If you find this post helpful or interesting, you can cite it as:

1
2
3
4
5
6
7
8
@article{next_on_llm_2024,
author = {Wei Liu},
title = {[Some Questions asking Myself 2024.4] Compression, World Model, Agent and Alignment},
year = {2024},
month = {4},
url = {https://thinkwee.top/2024/04/23/next-on-llm/#more},
note = {Blog post}
}
  • [1] Compression for AGI - Jack Rae | Stanford MLSys #76 https://www.youtube.com/watch?v=dO4TPJkeaaU
  • [2] LeCun, Y. (2022). A path towards autonomous machine intelligence. version 0.9. 2, 2022-06-27. Open Review, 62(1), 1-62.
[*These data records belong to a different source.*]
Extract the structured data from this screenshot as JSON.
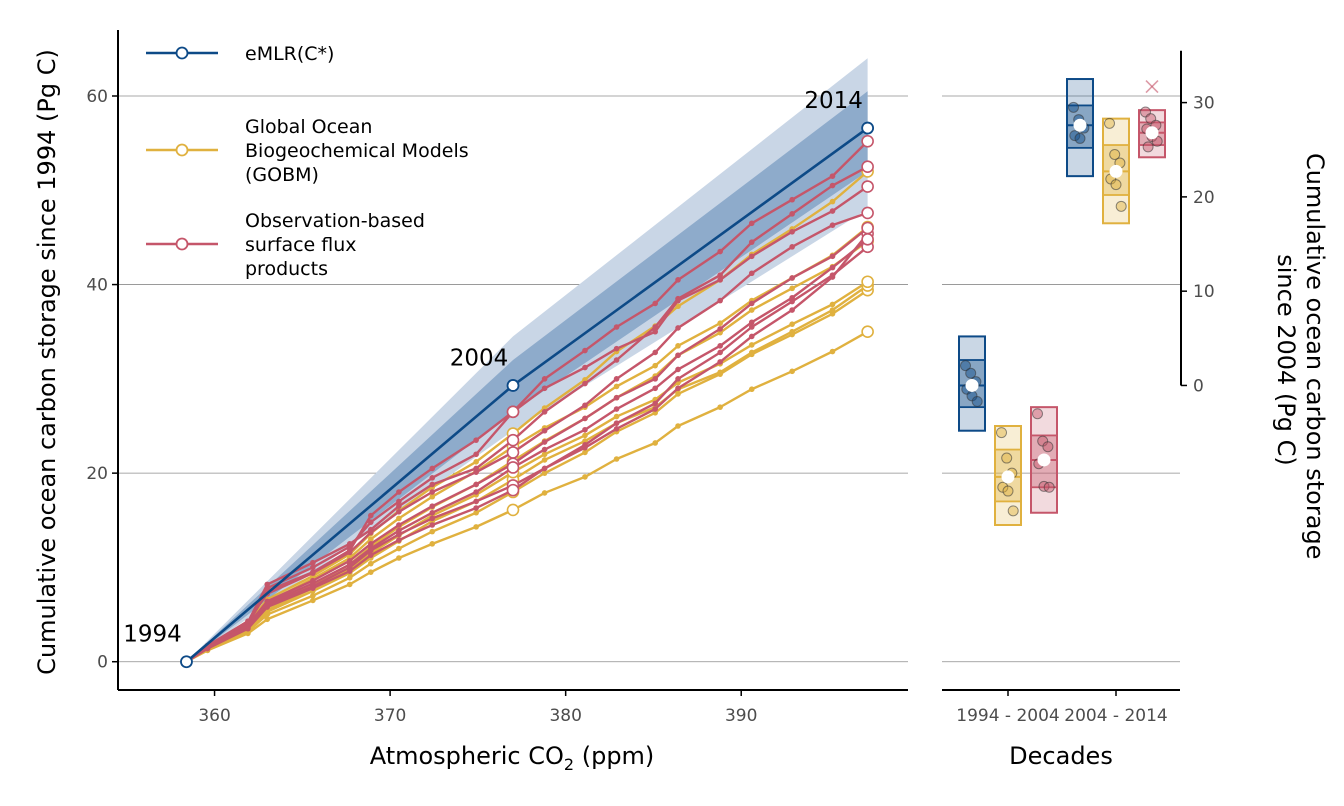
{
  "colors": {
    "emlr": "#0d4a87",
    "gobm": "#e0b13f",
    "obs": "#c5566a",
    "band_outer": "#c9d6e6",
    "band_inner": "#8eabcb",
    "grid": "#8c8c8c",
    "axis": "#000000"
  },
  "chart_data": [
    {
      "type": "line",
      "xlabel_main": "Atmospheric CO",
      "xlabel_sub": "2",
      "xlabel_tail": " (ppm)",
      "ylabel": "Cumulative ocean carbon storage since 1994 (Pg C)",
      "xlim": [
        354.5,
        399.5
      ],
      "ylim": [
        -3,
        67
      ],
      "xticks": [
        360,
        370,
        380,
        390
      ],
      "yticks": [
        0,
        20,
        40,
        60
      ],
      "grid": "horizontal",
      "legend_position": "top-left",
      "legend": [
        {
          "key": "emlr",
          "lines": [
            "eMLR(C*)"
          ]
        },
        {
          "key": "gobm",
          "lines": [
            "Global Ocean",
            "Biogeochemical Models",
            "(GOBM)"
          ]
        },
        {
          "key": "obs",
          "lines": [
            "Observation-based",
            "surface flux",
            "products"
          ]
        }
      ],
      "year_labels": [
        {
          "text": "1994",
          "x": 358.4,
          "y": 0
        },
        {
          "text": "2004",
          "x": 377.0,
          "y": 29.3
        },
        {
          "text": "2014",
          "x": 397.2,
          "y": 56.6
        }
      ],
      "x_years": [
        358.4,
        359.6,
        361.9,
        363.0,
        365.6,
        367.7,
        368.9,
        370.5,
        372.4,
        374.9,
        377.0,
        378.8,
        381.1,
        382.9,
        385.1,
        386.4,
        388.8,
        390.6,
        392.9,
        395.2,
        397.2
      ],
      "emlr": {
        "x": [
          358.4,
          377.0,
          397.2
        ],
        "y": [
          0,
          29.3,
          56.6
        ]
      },
      "band_outer": {
        "x": [
          358.4,
          377.0,
          397.2
        ],
        "lower": [
          0,
          24.5,
          48.0
        ],
        "upper": [
          0,
          34.5,
          64.0
        ]
      },
      "band_inner": {
        "x": [
          358.4,
          377.0,
          397.2
        ],
        "lower": [
          0,
          26.5,
          52.0
        ],
        "upper": [
          0,
          32.0,
          60.5
        ]
      },
      "series": [
        {
          "group": "gobm",
          "values": [
            0,
            1.2,
            3.0,
            4.5,
            6.5,
            8.2,
            9.5,
            11.0,
            12.5,
            14.3,
            16.1,
            17.9,
            19.6,
            21.5,
            23.2,
            25.0,
            27.0,
            28.9,
            30.8,
            32.9,
            35.0
          ]
        },
        {
          "group": "gobm",
          "values": [
            0,
            1.3,
            3.2,
            5.0,
            7.0,
            8.9,
            10.4,
            12.0,
            13.8,
            15.8,
            18.0,
            20.0,
            22.2,
            24.4,
            26.4,
            28.4,
            30.5,
            32.6,
            34.7,
            36.9,
            39.4
          ]
        },
        {
          "group": "gobm",
          "values": [
            0,
            1.4,
            3.4,
            5.3,
            7.5,
            9.4,
            11.0,
            12.8,
            14.9,
            17.0,
            19.3,
            21.4,
            23.4,
            25.3,
            27.0,
            28.9,
            30.7,
            32.8,
            35.0,
            37.3,
            39.9
          ]
        },
        {
          "group": "gobm",
          "values": [
            0,
            1.4,
            3.5,
            5.5,
            7.8,
            9.8,
            11.5,
            13.4,
            15.5,
            17.7,
            20.1,
            22.0,
            24.0,
            26.0,
            27.8,
            29.6,
            31.6,
            33.6,
            35.8,
            37.9,
            40.3
          ]
        },
        {
          "group": "gobm",
          "values": [
            0,
            1.5,
            3.6,
            5.8,
            8.2,
            10.3,
            12.2,
            14.3,
            16.4,
            18.8,
            21.3,
            23.4,
            25.8,
            28.0,
            30.3,
            32.5,
            34.9,
            37.3,
            39.6,
            41.9,
            44.6
          ]
        },
        {
          "group": "gobm",
          "values": [
            0,
            1.6,
            3.9,
            6.3,
            8.8,
            11.0,
            13.0,
            15.2,
            17.5,
            20.2,
            22.8,
            24.8,
            27.0,
            29.2,
            31.4,
            33.5,
            35.9,
            38.3,
            40.7,
            43.1,
            46.1
          ]
        },
        {
          "group": "gobm",
          "values": [
            0,
            1.7,
            4.1,
            6.6,
            9.1,
            11.4,
            13.6,
            16.0,
            18.5,
            21.2,
            24.2,
            26.9,
            29.9,
            32.9,
            35.6,
            37.7,
            40.5,
            43.2,
            45.9,
            48.8,
            52.0
          ]
        },
        {
          "group": "obs",
          "values": [
            0,
            1.5,
            4.0,
            7.8,
            10.0,
            12.2,
            14.8,
            17.0,
            19.5,
            22.0,
            26.5,
            29.0,
            31.2,
            33.2,
            35.0,
            38.3,
            40.5,
            43.0,
            45.6,
            47.8,
            50.4
          ]
        },
        {
          "group": "obs",
          "values": [
            0,
            1.6,
            4.2,
            8.2,
            10.5,
            12.5,
            14.0,
            16.5,
            18.8,
            20.5,
            23.5,
            26.5,
            29.5,
            32.0,
            35.5,
            38.5,
            41.0,
            44.5,
            47.5,
            50.5,
            52.5
          ]
        },
        {
          "group": "obs",
          "values": [
            0,
            1.6,
            4.0,
            7.5,
            9.5,
            11.8,
            15.5,
            18.0,
            20.5,
            23.5,
            26.5,
            30.0,
            33.0,
            35.5,
            38.0,
            40.5,
            43.5,
            46.5,
            49.0,
            51.5,
            55.2
          ]
        },
        {
          "group": "obs",
          "values": [
            0,
            1.4,
            3.6,
            6.0,
            8.0,
            10.0,
            11.8,
            13.5,
            15.2,
            17.0,
            18.7,
            20.5,
            22.7,
            24.7,
            26.8,
            29.0,
            31.8,
            34.5,
            37.3,
            40.8,
            45.4
          ]
        },
        {
          "group": "obs",
          "values": [
            0,
            1.4,
            3.5,
            5.8,
            7.8,
            9.6,
            11.3,
            12.9,
            14.5,
            16.3,
            18.2,
            20.5,
            23.0,
            25.3,
            27.4,
            30.0,
            32.8,
            35.5,
            38.2,
            41.0,
            44.0
          ]
        },
        {
          "group": "obs",
          "values": [
            0,
            1.5,
            3.9,
            6.4,
            8.6,
            10.7,
            12.5,
            14.5,
            16.5,
            18.8,
            21.0,
            23.3,
            25.8,
            28.0,
            30.0,
            32.5,
            35.3,
            38.0,
            40.7,
            43.0,
            46.0
          ]
        },
        {
          "group": "obs",
          "values": [
            0,
            1.5,
            3.8,
            6.2,
            8.3,
            10.3,
            12.0,
            13.9,
            15.8,
            18.0,
            20.6,
            22.5,
            24.6,
            26.8,
            29.0,
            31.0,
            33.5,
            36.0,
            38.6,
            41.8,
            44.8
          ]
        },
        {
          "group": "obs",
          "values": [
            0,
            1.7,
            4.3,
            7.2,
            9.4,
            11.6,
            13.7,
            15.9,
            18.0,
            20.1,
            22.2,
            24.5,
            27.2,
            30.0,
            32.8,
            35.4,
            38.3,
            41.2,
            44.0,
            46.3,
            47.6
          ]
        }
      ]
    },
    {
      "type": "box",
      "xlabel": "Decades",
      "y2label_lines": [
        "Cumulative ocean carbon storage",
        "since 2004 (Pg C)"
      ],
      "categories": [
        "1994 - 2004",
        "2004 - 2014"
      ],
      "ylim": [
        -3,
        67
      ],
      "y2ticks": [
        0,
        10,
        20,
        30
      ],
      "y2_offset": 29.3,
      "boxes": [
        {
          "decade": 0,
          "group": "emlr",
          "box_low": 24.5,
          "box_high": 34.5,
          "inner_low": 27.0,
          "inner_high": 32.0,
          "mean": 29.3,
          "points": [
            31.4,
            30.6,
            29.7,
            28.9,
            28.2,
            27.6
          ]
        },
        {
          "decade": 0,
          "group": "gobm",
          "box_low": 14.5,
          "box_high": 25.0,
          "inner_low": 17.0,
          "inner_high": 22.5,
          "mean": 19.6,
          "points": [
            24.3,
            21.6,
            20.0,
            18.5,
            18.1,
            16.0
          ]
        },
        {
          "decade": 0,
          "group": "obs",
          "box_low": 15.8,
          "box_high": 27.0,
          "inner_low": 18.5,
          "inner_high": 24.0,
          "mean": 21.4,
          "points": [
            26.3,
            23.4,
            22.8,
            21.0,
            18.6,
            18.5
          ]
        },
        {
          "decade": 1,
          "group": "emlr",
          "box_low": 51.5,
          "box_high": 61.8,
          "inner_low": 54.5,
          "inner_high": 59.0,
          "mean": 56.9,
          "points": [
            58.8,
            57.5,
            56.6,
            55.8,
            55.5
          ]
        },
        {
          "decade": 1,
          "group": "gobm",
          "box_low": 46.5,
          "box_high": 57.6,
          "inner_low": 49.5,
          "inner_high": 54.8,
          "mean": 52.0,
          "points": [
            57.1,
            53.8,
            52.9,
            51.2,
            50.6,
            48.3
          ]
        },
        {
          "decade": 1,
          "group": "obs",
          "box_low": 53.5,
          "box_high": 58.5,
          "inner_low": 54.8,
          "inner_high": 57.2,
          "mean": 56.1,
          "points": [
            58.3,
            57.6,
            56.9,
            56.5,
            55.7,
            55.2,
            54.6
          ]
        },
        {
          "decade": 1,
          "group": "obs",
          "marker": "cross",
          "points": [
            61.0
          ]
        }
      ]
    }
  ]
}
  • [3] Bengio, Y. (2017). The consciousness prior. arXiv preprint arXiv:1709.08568.
  • [4] Christiano, P. F., Leike, J., Brown, T., Martic, M., Legg, S., & Amodei, D. (2017). Deep reinforcement learning from human preferences. Advances in neural information processing systems, 30.
  • [5] Askell, A., Bai, Y., Chen, A., Drain, D., Ganguli, D., Henighan, T., ... & Kaplan, J. (2021). A general language assistant as a laboratory for alignment. arXiv preprint arXiv:2112.00861.